Terence Mowschenson QC

Moved to: Wilberforce Chambers (February 2000)

Estimated earnings: £400,000

Mowschenson jumped ship with Michael Bloch QC a week after Gruder announced that he was on his way out. Mowschenson is known for his arbitration work and his experience of banking, corporate insolvency and commercial work. The recruitment of two such leading players was seen as a major boost to Edward Nugee QC's Wilberforce set which is fast gaining a reputation as an aggressive player at the top end of the recruitment market.
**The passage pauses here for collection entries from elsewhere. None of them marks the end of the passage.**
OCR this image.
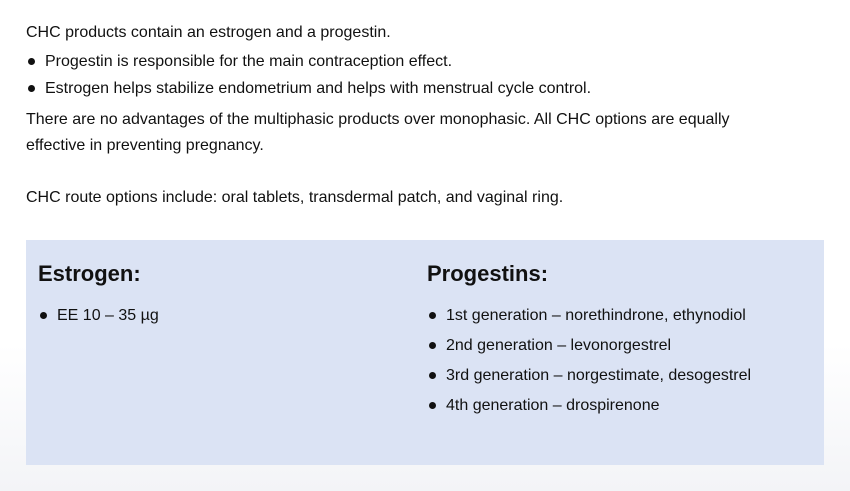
CHC products contain an estrogen and a progestin.

Progestin is responsible for the main contraception effect.
Estrogen helps stabilize endometrium and helps with menstrual cycle control.

There are no advantages of the multiphasic products over monophasic. All CHC options are equally effective in preventing pregnancy.

CHC route options include: oral tablets, transdermal patch, and vaginal ring.

Estrogen:
EE 10 – 35 µg
Progestins:
1st generation – norethindrone, ethynodiol
2nd generation – levonorgestrel
3rd generation – norgestimate, desogestrel
4th generation – drospirenone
The set has grown by nearly 50 per cent since 1997.

Michael Bloch QC

Moved to: Wilberforce Chambers (February 2000)

Estimated earnings: £400,000-£500,000

Bloch is a highly-rated silk specialising in a full range of corporate and commercial matters, including banking, commodity arbitration, conflicts, regulatory/financial services and competition law. High-profile disputes in which he has appeared include Virgin Atlantic Airways v British Airways; Co-operative Wholesale Society v Green; Hyde Park Residence v Yelland; United Biscuits v Asda Stores. In the past year, Bloch has also been involved in several substantial arbitrations against foreign governments and others in relation to power supply contracts and syndicated loans.

Michael Rollason

Moved to: Brick Court Chambers (June 2000)

Estimated earnings: £350,000-400,000

After Gruder, Rollason is believed to be only the second person in the last 10 years to swap allegiances within the magic circle. However, his move was even more surprising because, unlike Gruder, it does not fit with the popular theory used to explain much of the movement at the bar: polarisation. Rollason is a commercial insolvency and company law specialist, fields in which his new set, Brick Court Chambers, is not recognised as a serious player.
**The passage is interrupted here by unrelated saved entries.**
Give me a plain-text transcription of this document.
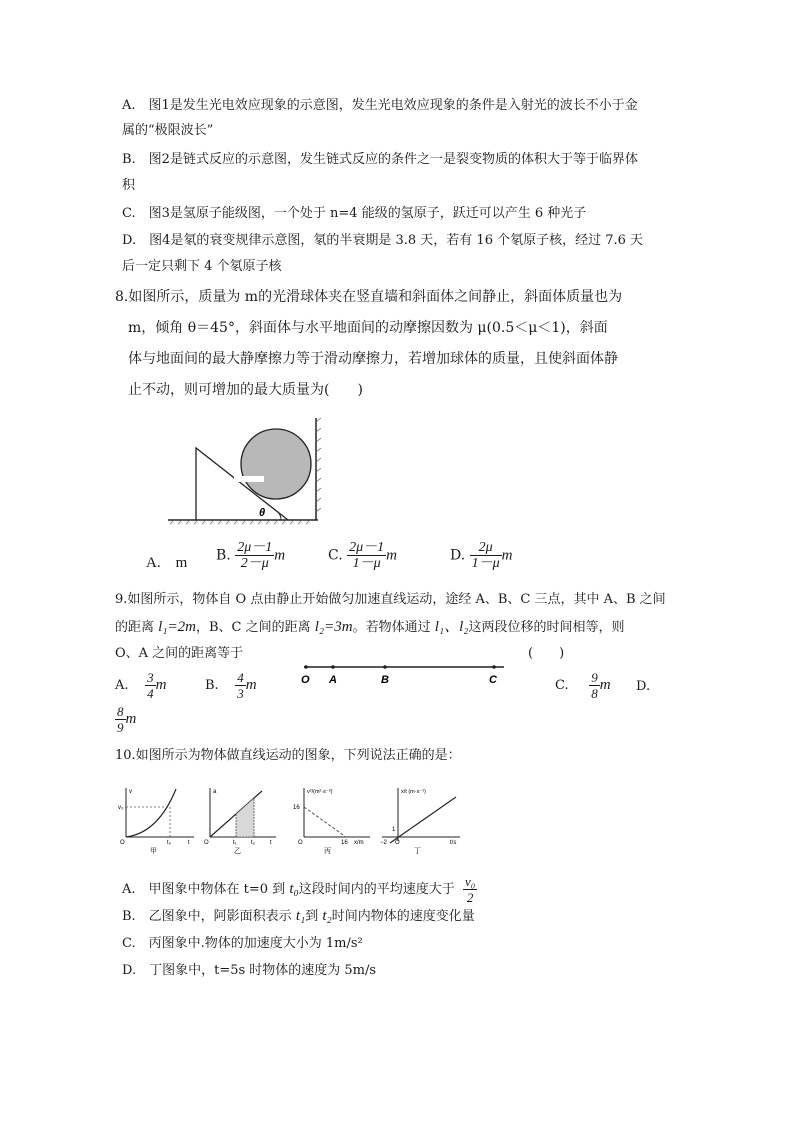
A.　图1是发生光电效应现象的示意图，发生光电效应现象的条件是入射光的波长不小于金
属的“极限波长”
B.　图2是链式反应的示意图，发生链式反应的条件之一是裂变物质的体积大于等于临界体
积
C.　图3是氢原子能级图，一个处于 n=4 能级的氢原子，跃迁可以产生 6 种光子
D.　图4是氡的衰变规律示意图，氡的半衰期是 3.8 天，若有 16 个氡原子核，经过 7.6 天
后一定只剩下 4 个氡原子核
8.如图所示，质量为 m的光滑球体夹在竖直墙和斜面体之间静止，斜面体质量也为
m，倾角 θ＝45°，斜面体与水平地面间的动摩擦因数为 μ(0.5＜μ＜1)，斜面
体与地面间的最大静摩擦力等于滑动摩擦力，若增加球体的质量，且使斜面体静
止不动，则可增加的最大质量为(　　)
θ
A.　m B. $\frac{2\mu-1}{2-\mu}$ m	C. $\frac{2\mu-1}{1-\mu}$ m	D. $\frac{2\mu}{1-\mu}$ m
9.如图所示，物体自 O 点由静止开始做匀加速直线运动，途经 A、B、C 三点，其中 A、B 之间
的距离 l₁=2m，B、C 之间的距离 l₂=3m。若物体通过 l₁、l₂这两段位移的时间相等，则
O、A 之间的距离等于	(　　)
O A	B	C
A. $\frac{3}{4}$ m	B. $\frac{4}{3}$ m	C. $\frac{9}{8}$ m D.
$\frac{8}{9}$ m
10.如图所示为物体做直线运动的图象，下列说法正确的是：
v
v₀
O	t₀	t
甲
a
O	t₁ t₂	t
乙
v²/(m²·s⁻²)
16
O	16 x/m
丙
x/t (m·s⁻¹)
1
−2 O	t/s
丁
A.　甲图象中物体在 t=0 到 t₀这段时间内的平均速度大于 $\frac{\text{v₀}}{2}$
B.　乙图象中，阿影面积表示 t₁到 t₂时间内物体的速度变化量
C.　丙图象中.物体的加速度大小为 1m/s²
D.　丁图象中，t=5s 时物体的速度为 5m/s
However, Brick Court Chambers has been recruiting widely, taking on Littleton's senior clerk Deborah Anderson to accommodate further planned expansion. Rollason follows Linklaters partner and solicitor-advocate Andrew Henshaw to the commercial chambers.

Steven Gee QC

Moved to: 4 Field Court Chambers (April 1999)

Estimated earnings: £500,000-£750,000

Gee left One Essex Court last year to head up 4 Field Court. His new set is best known for the shipping expertise of Geoffrey Brice QC, who Gee replaced as head of chambers. Gee is renowned as a punchy, pugnacious advocate, who is both forceful and combative in court, a style that is not to everybody's taste. He is an assistant recorder, the author of the leading practitioners text book on Mareva injunctions and has a highly-rated commercial practice.